Firms don't have to give in to compensation claims
The belief in 'compensation culture' is so ingrained that firms will sometimes give in to claims they could successfully defend because they fear the court system is biased against them. Marcus Brown says a recent case shows that such fears are unjustified.
A myth has developed over the last 10 years that we live in a compensation culture in which a tiny mistake could see a firm being sued for hundreds of thousands of pounds.
Thankfully, like all myths, this is simply not true. A few sensational stories about extravagant employment or injury claims may sometimes hit the headlines but they rarely turn out to be accurate and are certainly not typical.
As long ago as 2004, the Better Regulation Task Force conducted a study into compensation culture and concluded that it didn't exist.

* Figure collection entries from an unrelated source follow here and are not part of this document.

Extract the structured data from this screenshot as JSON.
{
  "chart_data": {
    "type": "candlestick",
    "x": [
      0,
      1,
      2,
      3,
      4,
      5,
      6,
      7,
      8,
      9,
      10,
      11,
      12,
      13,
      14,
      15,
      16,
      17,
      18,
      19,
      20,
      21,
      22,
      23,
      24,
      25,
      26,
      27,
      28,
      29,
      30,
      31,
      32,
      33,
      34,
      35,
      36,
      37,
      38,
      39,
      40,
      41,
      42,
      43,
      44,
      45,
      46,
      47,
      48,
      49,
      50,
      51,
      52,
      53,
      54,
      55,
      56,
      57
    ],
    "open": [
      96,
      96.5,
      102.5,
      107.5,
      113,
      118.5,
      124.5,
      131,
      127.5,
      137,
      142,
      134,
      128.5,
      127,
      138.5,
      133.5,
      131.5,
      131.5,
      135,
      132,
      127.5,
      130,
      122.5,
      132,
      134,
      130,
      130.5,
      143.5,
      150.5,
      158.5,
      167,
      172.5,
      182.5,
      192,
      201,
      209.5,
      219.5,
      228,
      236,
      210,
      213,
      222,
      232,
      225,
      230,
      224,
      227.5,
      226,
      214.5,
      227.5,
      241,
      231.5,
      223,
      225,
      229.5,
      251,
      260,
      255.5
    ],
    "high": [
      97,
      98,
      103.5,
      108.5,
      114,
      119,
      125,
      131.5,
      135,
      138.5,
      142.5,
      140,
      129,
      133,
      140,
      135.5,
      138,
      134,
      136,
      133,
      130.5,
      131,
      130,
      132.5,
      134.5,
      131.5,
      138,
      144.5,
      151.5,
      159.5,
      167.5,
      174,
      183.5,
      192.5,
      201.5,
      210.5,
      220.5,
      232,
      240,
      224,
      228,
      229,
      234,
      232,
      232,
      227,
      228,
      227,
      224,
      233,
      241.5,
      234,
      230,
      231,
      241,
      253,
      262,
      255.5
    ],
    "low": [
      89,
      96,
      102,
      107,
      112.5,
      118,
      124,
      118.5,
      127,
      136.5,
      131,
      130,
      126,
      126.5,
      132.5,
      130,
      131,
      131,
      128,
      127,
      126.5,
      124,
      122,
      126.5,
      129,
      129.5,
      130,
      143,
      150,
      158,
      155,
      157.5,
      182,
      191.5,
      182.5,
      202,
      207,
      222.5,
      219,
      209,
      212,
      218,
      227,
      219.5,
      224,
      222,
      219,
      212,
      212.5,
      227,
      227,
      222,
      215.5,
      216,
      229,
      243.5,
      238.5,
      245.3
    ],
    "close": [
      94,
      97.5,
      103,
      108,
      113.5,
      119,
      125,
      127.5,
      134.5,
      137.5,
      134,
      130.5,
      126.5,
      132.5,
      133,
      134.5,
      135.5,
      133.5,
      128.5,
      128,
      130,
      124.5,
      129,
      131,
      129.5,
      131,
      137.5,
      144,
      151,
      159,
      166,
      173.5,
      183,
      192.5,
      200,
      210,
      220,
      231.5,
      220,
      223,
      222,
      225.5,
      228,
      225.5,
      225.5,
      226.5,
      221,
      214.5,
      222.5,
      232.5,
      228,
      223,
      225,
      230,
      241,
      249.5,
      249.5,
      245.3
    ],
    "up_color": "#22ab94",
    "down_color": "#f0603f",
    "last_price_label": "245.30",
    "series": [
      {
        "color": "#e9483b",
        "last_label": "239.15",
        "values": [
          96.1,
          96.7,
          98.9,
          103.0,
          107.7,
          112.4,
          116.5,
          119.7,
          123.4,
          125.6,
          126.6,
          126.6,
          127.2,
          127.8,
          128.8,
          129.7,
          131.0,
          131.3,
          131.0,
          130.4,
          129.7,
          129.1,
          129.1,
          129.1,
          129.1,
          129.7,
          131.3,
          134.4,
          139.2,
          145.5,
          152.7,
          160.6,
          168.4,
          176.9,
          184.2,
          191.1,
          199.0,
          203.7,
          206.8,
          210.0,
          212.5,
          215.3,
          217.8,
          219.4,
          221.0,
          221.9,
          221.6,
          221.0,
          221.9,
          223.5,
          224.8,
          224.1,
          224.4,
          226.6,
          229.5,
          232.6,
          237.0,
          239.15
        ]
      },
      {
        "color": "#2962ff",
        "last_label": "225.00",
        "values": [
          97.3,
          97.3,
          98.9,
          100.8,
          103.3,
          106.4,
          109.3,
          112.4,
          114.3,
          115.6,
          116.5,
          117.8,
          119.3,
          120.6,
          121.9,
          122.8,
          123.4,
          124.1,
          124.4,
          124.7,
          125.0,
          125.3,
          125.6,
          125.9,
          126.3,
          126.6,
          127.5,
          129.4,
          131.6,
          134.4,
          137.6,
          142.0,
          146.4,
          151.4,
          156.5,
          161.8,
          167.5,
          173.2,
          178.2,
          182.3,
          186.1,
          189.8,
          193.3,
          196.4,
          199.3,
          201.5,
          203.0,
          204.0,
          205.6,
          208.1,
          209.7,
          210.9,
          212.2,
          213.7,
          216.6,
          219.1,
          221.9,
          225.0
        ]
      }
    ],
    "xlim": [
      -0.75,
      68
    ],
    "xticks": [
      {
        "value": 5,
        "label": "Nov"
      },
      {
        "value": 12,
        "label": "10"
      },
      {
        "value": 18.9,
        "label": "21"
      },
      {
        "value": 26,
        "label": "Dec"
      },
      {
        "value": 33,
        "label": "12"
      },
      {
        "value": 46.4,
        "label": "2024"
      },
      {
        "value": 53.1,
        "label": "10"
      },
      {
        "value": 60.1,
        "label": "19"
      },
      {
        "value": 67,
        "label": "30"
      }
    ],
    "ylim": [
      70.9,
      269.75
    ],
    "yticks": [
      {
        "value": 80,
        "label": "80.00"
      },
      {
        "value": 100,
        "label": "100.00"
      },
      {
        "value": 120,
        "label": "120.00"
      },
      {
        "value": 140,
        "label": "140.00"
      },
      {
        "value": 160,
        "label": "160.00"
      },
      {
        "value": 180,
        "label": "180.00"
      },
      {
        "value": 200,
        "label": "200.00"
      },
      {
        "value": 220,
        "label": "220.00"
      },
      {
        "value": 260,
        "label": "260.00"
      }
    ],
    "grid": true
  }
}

If anything, the overall number of claims was going down rather than increasing.
That did little to dislodge the myth, however, which is unfortunate because it can affect the way firms approach employment tribunals or health and safety matters. Unfortunately, many firms will cave in and settle when faced with claims because, according to a recent CBI survey, they believe the justice system is ineffective or skewed against them.
It is important, of course, to pay due attention to safety issues and ensure all the correct legal procedures are followed when dealing with staff and customers, but firms should not be afraid to defend claims where appropriate.
A recent case before the Court of Appeal shows that companies can stand their ground and win.
It involved a supermarket customer who tripped over a basket which had been discarded near the check-out counter. She fell and sustained a painful shoulder injury.
The woman sued alleging that the supermarket had been negligent. The Court of Appeal, however, rejected her claim for compensation.
The court accepted the supermarket's evidence that it had good safety measures in place and had done all it reasonably could to prevent accidents happening.
The area was checked for potential hazards every five minutes or so. It was likely that the stray basket has been discarded by another shopper and had only bee left there a very short time.
The court also accepted that the staff were trained to remove stray items and so it was difficult to see what more the supermarket could have done to prevent the accident.
The customer's argument that a member of staff should have been assigned to check all aisles to identify hazards was setting too high a standard when other safety measures were already in place.
In any case, even if such a person had been employed, the accident could still have happened.
This common sense approach by the court system is the norm when dealing with compensation claims. Firms should not be afraid to defend a case if they have done nothing wrong. It is cheaper and far more satisfying than simply caving in to unreasonable claims.